This preprint presents a pooled CRISPRi NPC proliferation/survival screen that prioritizes 145 genes (24 ASD, 77 CHD, 44 ASD–CHD) and identifies a cilia-enriched cluster; follow‑up experiments validate primary‑cilia and TAOK1 motile‑cilia/heart/brain phenotypes. The screen design, orthogonal in vitro cilia assays, and Xenopus in vivo validations are coherent and mostly well described, but key limitations (preprint status, CRISPRi knockdown levels/dosage effects, morphological quantification thresholds, and reliance on morpholinos) temper claims about human disease causality and clinical stratification.
Visualize first — key numerical summary from the paper (raw counts come from the authors' reported screen summaries and tables).
Data source: pooled CRISPRi screen reported in the preprint (361 genes targeted; 145 significant gene-level hits; 24 ASD-only, 77 CHD-only, 44 shared ASD–CHD)
The chain of evidence in the paper runs: pooled genetic perturbation → statistical hit calling → clustering + STRING/ToppGene enrichment → focused CRISPRi imaging of cilia in two cell types → Xenopus TAOK1 morpholino work. Strength of each node varies and is discussed below with citations.
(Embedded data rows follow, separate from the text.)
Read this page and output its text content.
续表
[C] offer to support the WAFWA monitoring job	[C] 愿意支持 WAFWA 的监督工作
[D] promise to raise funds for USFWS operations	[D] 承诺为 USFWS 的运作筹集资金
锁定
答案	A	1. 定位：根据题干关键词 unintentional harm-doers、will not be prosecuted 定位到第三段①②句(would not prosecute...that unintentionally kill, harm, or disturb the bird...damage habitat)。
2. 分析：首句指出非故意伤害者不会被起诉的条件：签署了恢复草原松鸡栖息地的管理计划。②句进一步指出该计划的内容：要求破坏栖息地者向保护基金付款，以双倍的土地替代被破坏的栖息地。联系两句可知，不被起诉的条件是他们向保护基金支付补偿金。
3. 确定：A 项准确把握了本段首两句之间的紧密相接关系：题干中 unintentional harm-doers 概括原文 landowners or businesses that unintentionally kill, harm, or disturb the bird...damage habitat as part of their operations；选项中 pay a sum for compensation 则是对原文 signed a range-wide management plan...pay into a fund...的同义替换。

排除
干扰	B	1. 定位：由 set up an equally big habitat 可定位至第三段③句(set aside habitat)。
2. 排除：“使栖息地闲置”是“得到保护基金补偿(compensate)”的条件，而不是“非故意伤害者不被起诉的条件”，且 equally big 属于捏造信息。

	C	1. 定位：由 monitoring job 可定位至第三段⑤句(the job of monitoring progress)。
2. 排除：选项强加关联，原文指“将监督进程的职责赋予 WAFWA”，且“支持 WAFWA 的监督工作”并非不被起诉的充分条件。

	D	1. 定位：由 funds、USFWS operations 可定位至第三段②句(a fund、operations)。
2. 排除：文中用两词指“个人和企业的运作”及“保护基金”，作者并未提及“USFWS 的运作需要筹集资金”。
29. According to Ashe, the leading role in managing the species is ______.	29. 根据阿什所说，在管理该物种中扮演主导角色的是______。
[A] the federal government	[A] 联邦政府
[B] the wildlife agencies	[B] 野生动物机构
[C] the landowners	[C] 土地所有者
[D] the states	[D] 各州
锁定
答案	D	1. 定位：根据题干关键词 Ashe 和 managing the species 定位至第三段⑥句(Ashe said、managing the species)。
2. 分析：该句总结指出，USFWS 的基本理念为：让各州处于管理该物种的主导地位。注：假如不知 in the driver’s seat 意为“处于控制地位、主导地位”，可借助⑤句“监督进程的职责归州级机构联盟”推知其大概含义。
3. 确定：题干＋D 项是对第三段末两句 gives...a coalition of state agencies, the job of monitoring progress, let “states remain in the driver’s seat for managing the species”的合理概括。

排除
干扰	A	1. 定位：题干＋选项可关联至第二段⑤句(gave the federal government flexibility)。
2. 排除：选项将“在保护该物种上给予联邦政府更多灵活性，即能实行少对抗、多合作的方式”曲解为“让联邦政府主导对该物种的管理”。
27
The paper provides convincing experimental evidence that ciliary biology intersects a subset of genes implicated in ASD and CHD, and it identifies TAOK1 as a compelling shared candidate with in vivo phenotypes. The translational claim (stratifying CHD patients for ASD risk) is promising but premature; further genetic, rescue, and dosage‑sensitive validations are needed to move from candidate prioritization to clinical application .
Note: This review relies only on the preprint text, figures and tables; the paper has not (yet) been peer reviewed — treat conclusions as provisional.